The Watch – virtual worlds in the news

1. News.com.au – Virtual spend making real money. “Spending $26,500 on an imaginary island might sound outlandish, but it’s paid off for computer gamer David Storey who now makes $300 a day from online game Entropia. The 26-year-old Sydney student is promoting the “virtual world” game at the GO3 Electronic and Entertainment Expo at the Perth Convention Centre. His family and friends were initially sceptical when Mr Storey told them he had bought a virtual island with houses, hunting lands and a shopping centre which all existed only in cyberspace.”

2. Abilene Reporter-News (USA) – Texas State Technical College to offer certificate via Second Life. “Texas State Technical College has announced that it will become the first institute of higher education to develop a complete online certificate or degree in the virtual world, as in the fall of 2008. TSTC will offer a digital media certificate utilizing virtual world technology, using Second Life as the primary delivery method, according to a news release. Students earning the digital media certificate will have the opportunity to earn an associate degree in digital media in spring 2009.”

3. HD-Report (USA) – Sony finally starts testing ‘Home’. ““Home,” the much talked about and long delayed virtual world from Sony, began accepting applications for beta testing in Japan. 10,000 Playstation 3 users will be allowed on the beta run, but only gamers with Japanese online accounts are allowed so far.”

4. VentureBeat (USA) – Google testing “AdSense for Games” in bid to shake up in-game advertising. “Google is the sleeping giant when it comes to advertising in video games.
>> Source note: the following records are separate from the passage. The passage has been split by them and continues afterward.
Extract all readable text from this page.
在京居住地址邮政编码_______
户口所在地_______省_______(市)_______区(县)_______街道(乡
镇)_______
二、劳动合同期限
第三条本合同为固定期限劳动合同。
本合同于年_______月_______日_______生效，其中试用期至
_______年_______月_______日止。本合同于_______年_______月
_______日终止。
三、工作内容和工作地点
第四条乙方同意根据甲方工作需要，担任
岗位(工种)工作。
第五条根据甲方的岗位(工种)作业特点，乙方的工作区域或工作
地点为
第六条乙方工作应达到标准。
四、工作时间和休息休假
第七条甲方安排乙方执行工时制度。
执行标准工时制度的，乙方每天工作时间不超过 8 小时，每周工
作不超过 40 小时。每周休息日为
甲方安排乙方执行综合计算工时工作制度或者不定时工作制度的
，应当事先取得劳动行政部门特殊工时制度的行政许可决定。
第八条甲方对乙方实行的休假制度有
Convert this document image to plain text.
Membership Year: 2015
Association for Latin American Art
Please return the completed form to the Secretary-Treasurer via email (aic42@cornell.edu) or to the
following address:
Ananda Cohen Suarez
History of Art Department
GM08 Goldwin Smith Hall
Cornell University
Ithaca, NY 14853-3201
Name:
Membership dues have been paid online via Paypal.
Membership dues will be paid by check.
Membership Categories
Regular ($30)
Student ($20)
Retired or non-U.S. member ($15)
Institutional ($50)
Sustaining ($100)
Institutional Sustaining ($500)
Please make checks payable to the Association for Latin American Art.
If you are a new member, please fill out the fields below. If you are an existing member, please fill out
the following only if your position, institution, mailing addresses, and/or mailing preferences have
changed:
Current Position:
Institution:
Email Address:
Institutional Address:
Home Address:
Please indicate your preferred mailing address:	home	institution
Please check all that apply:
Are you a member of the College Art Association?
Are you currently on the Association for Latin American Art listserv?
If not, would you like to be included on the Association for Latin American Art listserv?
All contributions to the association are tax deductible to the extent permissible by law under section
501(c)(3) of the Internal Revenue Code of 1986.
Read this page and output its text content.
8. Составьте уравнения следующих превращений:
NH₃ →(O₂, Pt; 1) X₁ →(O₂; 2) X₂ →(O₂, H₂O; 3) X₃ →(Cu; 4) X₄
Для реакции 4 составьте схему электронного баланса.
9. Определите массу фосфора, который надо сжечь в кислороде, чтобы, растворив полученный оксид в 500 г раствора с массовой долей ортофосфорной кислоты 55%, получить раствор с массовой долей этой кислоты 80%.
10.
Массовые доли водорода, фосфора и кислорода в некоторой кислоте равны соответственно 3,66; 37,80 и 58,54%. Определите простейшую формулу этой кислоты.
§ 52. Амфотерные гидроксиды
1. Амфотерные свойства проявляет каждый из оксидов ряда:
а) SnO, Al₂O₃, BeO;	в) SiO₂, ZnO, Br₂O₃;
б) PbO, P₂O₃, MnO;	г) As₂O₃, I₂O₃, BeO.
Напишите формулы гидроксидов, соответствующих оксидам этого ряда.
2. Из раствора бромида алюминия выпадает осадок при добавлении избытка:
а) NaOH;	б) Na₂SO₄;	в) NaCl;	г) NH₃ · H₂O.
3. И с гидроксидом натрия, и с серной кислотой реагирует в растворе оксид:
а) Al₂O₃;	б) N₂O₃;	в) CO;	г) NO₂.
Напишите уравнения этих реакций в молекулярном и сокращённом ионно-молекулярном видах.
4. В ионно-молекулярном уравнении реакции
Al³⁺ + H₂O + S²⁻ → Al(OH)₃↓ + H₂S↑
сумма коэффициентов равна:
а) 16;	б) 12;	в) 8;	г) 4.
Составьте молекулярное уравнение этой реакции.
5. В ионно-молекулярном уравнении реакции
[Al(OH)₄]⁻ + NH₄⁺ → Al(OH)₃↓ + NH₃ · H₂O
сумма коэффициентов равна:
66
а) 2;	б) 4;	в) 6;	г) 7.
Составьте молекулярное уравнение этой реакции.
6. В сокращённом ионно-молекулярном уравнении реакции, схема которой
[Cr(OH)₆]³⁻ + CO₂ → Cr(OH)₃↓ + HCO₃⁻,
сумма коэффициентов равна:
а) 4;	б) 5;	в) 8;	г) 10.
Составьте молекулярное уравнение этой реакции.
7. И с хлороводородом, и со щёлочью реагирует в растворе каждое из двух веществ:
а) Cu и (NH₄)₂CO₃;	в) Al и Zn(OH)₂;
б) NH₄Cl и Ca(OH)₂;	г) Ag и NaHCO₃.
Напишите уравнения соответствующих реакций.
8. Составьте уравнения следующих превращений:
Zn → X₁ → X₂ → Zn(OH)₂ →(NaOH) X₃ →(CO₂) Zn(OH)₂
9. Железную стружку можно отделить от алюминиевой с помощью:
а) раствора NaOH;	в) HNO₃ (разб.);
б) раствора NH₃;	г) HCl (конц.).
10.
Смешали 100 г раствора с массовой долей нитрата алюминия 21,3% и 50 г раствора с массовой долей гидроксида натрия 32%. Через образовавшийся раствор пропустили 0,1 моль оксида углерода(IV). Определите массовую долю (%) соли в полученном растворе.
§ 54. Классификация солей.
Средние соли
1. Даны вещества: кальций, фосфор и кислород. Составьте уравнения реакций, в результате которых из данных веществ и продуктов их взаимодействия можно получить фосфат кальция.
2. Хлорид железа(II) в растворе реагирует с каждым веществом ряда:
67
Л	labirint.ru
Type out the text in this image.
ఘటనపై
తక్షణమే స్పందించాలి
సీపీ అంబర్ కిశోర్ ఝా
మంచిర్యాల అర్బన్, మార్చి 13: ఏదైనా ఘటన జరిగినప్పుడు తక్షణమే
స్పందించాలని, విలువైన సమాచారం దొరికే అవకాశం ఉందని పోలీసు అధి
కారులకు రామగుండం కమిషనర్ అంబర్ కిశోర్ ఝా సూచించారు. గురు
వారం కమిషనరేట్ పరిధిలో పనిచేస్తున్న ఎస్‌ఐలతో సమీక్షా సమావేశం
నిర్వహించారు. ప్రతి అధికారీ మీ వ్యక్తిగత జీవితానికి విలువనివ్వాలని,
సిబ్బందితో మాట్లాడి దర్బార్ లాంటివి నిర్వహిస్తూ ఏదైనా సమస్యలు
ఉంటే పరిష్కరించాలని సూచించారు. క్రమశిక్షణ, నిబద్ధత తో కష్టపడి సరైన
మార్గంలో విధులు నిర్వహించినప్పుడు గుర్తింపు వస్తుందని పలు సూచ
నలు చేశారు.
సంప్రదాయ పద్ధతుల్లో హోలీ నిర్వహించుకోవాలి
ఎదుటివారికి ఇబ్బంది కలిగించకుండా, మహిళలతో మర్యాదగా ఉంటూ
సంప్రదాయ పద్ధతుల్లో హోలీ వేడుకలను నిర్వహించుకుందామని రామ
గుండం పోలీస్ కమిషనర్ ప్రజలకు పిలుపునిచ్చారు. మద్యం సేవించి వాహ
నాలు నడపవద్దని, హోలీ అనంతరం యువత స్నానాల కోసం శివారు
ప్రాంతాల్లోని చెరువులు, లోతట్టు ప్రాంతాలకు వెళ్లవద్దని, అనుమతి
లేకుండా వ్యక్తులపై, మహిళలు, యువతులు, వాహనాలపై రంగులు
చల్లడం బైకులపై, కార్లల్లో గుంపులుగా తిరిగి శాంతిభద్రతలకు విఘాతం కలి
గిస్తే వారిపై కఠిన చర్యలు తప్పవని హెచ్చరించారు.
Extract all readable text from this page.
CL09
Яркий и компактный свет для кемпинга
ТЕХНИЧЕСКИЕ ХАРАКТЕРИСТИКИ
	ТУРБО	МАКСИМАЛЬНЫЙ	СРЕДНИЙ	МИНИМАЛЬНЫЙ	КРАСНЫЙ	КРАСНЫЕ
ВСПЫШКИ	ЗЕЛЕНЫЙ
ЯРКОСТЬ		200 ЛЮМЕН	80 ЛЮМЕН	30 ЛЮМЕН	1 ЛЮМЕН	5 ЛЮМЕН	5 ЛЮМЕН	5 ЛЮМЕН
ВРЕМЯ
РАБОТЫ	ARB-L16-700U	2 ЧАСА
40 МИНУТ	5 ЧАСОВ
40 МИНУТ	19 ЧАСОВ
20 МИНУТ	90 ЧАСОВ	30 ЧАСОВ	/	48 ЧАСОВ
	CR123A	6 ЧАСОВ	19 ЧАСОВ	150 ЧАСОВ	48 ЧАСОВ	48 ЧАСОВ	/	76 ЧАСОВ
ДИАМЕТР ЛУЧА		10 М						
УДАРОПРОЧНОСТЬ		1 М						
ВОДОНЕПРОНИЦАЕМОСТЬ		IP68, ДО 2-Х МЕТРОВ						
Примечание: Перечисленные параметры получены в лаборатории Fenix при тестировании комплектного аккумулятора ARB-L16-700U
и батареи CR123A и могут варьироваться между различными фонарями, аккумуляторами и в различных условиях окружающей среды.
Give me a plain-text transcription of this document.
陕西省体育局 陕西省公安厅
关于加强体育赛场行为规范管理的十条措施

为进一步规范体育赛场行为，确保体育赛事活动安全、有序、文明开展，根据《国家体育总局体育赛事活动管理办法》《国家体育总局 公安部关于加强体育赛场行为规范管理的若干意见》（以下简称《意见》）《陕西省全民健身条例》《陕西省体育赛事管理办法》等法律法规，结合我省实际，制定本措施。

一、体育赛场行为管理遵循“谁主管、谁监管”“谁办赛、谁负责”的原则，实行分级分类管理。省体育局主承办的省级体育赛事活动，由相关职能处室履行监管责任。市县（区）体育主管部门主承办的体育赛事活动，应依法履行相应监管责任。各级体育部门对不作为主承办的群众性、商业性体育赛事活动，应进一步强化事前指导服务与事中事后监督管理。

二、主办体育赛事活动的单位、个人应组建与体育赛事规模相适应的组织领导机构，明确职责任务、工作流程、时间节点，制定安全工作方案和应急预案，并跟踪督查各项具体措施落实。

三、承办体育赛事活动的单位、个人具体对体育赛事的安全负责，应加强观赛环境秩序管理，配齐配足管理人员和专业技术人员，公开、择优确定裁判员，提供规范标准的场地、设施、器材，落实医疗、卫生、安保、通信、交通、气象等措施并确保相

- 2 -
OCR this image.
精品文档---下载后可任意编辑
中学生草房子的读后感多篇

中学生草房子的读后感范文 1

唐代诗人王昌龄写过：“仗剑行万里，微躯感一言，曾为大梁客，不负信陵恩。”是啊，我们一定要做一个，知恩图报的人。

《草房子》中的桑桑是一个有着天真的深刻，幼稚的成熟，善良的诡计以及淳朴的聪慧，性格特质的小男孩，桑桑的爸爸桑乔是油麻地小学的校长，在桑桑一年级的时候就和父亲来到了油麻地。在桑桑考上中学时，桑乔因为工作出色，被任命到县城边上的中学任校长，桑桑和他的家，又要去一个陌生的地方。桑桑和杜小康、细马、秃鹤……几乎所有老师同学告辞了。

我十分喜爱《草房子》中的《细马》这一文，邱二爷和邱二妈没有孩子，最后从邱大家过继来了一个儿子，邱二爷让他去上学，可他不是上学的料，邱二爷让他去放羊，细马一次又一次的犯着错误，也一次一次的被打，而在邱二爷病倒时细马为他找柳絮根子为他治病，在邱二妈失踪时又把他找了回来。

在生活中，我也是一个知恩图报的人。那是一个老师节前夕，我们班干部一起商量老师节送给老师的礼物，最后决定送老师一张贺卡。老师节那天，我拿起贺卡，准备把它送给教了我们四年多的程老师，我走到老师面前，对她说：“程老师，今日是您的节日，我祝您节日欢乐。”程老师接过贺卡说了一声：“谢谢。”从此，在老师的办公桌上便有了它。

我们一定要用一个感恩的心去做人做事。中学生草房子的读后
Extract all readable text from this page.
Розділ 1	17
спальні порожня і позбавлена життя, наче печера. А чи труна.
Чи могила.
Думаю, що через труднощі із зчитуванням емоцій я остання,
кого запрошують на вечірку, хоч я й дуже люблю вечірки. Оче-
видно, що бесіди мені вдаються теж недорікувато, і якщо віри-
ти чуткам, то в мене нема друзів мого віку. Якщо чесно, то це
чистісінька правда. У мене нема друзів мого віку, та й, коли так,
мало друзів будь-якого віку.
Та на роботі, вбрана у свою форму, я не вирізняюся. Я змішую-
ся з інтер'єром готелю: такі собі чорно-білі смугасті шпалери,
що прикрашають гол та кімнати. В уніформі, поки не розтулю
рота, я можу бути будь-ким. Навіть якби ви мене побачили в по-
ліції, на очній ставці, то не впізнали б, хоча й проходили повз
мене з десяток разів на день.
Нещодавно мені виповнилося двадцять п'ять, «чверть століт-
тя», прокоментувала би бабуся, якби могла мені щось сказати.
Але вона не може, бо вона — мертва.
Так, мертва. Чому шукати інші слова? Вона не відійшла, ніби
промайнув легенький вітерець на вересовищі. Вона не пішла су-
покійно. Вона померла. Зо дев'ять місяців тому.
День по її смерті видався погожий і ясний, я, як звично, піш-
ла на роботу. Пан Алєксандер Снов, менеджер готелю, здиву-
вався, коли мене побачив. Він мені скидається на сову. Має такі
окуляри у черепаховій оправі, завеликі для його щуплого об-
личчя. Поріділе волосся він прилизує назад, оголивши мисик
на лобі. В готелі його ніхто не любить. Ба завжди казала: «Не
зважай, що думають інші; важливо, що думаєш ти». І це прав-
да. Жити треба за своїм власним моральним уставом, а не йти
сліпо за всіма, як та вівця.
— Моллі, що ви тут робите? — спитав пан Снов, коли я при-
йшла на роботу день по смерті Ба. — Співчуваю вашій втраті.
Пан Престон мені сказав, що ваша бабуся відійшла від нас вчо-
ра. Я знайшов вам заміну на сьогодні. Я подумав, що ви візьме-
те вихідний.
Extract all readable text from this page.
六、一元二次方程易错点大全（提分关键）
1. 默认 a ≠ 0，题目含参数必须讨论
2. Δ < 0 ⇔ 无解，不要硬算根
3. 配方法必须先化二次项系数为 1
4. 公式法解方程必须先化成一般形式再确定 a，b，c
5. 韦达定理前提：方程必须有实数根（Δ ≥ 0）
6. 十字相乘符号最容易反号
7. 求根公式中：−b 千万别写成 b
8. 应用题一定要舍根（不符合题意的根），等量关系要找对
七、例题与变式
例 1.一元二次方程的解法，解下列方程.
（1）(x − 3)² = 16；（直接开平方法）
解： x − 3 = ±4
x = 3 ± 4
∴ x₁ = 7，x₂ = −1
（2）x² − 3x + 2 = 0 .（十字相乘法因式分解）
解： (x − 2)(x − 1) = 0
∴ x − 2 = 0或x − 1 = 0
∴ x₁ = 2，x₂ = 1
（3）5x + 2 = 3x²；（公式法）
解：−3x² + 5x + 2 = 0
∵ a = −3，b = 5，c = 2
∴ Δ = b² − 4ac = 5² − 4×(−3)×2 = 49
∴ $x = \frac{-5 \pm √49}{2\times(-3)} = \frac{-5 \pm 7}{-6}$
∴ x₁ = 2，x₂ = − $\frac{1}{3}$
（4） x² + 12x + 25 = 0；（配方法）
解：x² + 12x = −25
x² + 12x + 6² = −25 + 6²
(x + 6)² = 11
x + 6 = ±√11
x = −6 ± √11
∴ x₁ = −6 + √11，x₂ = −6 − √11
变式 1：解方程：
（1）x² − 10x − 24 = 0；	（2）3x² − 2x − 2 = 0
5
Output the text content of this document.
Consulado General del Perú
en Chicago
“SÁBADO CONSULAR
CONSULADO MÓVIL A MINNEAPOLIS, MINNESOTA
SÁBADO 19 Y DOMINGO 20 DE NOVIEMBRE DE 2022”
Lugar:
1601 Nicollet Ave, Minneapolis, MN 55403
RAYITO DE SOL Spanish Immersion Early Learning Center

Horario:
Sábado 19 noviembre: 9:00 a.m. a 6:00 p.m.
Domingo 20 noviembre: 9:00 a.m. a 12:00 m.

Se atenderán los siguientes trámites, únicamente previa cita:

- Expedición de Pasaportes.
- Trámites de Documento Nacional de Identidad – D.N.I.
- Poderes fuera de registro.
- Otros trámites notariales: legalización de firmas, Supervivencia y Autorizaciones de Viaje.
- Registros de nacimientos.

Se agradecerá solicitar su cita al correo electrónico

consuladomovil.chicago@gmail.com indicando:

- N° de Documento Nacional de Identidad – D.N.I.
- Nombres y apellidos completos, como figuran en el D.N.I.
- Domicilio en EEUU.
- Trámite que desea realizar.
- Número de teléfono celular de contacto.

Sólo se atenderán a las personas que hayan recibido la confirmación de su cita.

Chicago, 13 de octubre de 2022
While the company dominates search advertising, it has yet to make a big splash in video games. That could change soon, as the company has been quietly testing its “AdSense for Games” product for months.”

5. What PC? (UK) – Virtual answers to real-life ills. “Online virtual worlds are just for teenagers and twenty-somethings, right? To some extent, yes, but not entirely. Organisations are starting to explore the benefits of using virtual worlds not just to share information, hold meetings and allow employees to learn new skills, but to provide an interactive multimedia online environment to reach out to customers.”

6. Washington Post via TechCrunch (USA) – Philip Rosedale Doesn’t See Browser-Based Virtual Worlds As A Threat to Second Life. Is He In Denial? “ecently, there’s been a growing wave of startups and products appearing that are bringing 3-D virtual worlds to the browser. These include Vivaty, Google’s Lively project, and the Electric Sheep Co.’s WebFlock. And I’ve seen a few stealth companies working the same vein. None of these are as fully featured or immersive as Second Life, which requires a separate desktop client download. But it may not matter because a good-enough experience available via standard browsers may eventually qwn Second Life. Linden Lab, which operates Second Life, is working with IBM and others to make virtual worlds interoperable with each other. Still, for the most part, they don’t play nicely with the Web.”

7. Business Standard (India) – Real life Indians yet to get a Second Life. “A year ago, S Sundararaj, founder-member of the Chennai-based IT start-up Anantara Solutions, had just completed his online MBA course from U21 Global. He was under the impression that he would have to attend the convocation ceremony in Singapore where U21 Global is headquartered. However, even as he waited anxiously for the schedule, he was officially informed that he had to collect the certificate of the online university at a virtual convocation on Second Life.”

8. MarketWatch / Wall Street Journal – Manpower Inc. Celebrates First Anniversary in Second Life. “Manpower Inc. announces the worldwide celebration of the company’s one-year anniversary in Second Life. The celebration kicked-off with a multi-media convening of virtual world gurus on Manpower Island to reflect on the ways leading brands can attract a creative and diverse pool of talent and leverage virtual worlds to further real-world social responsibility programs.”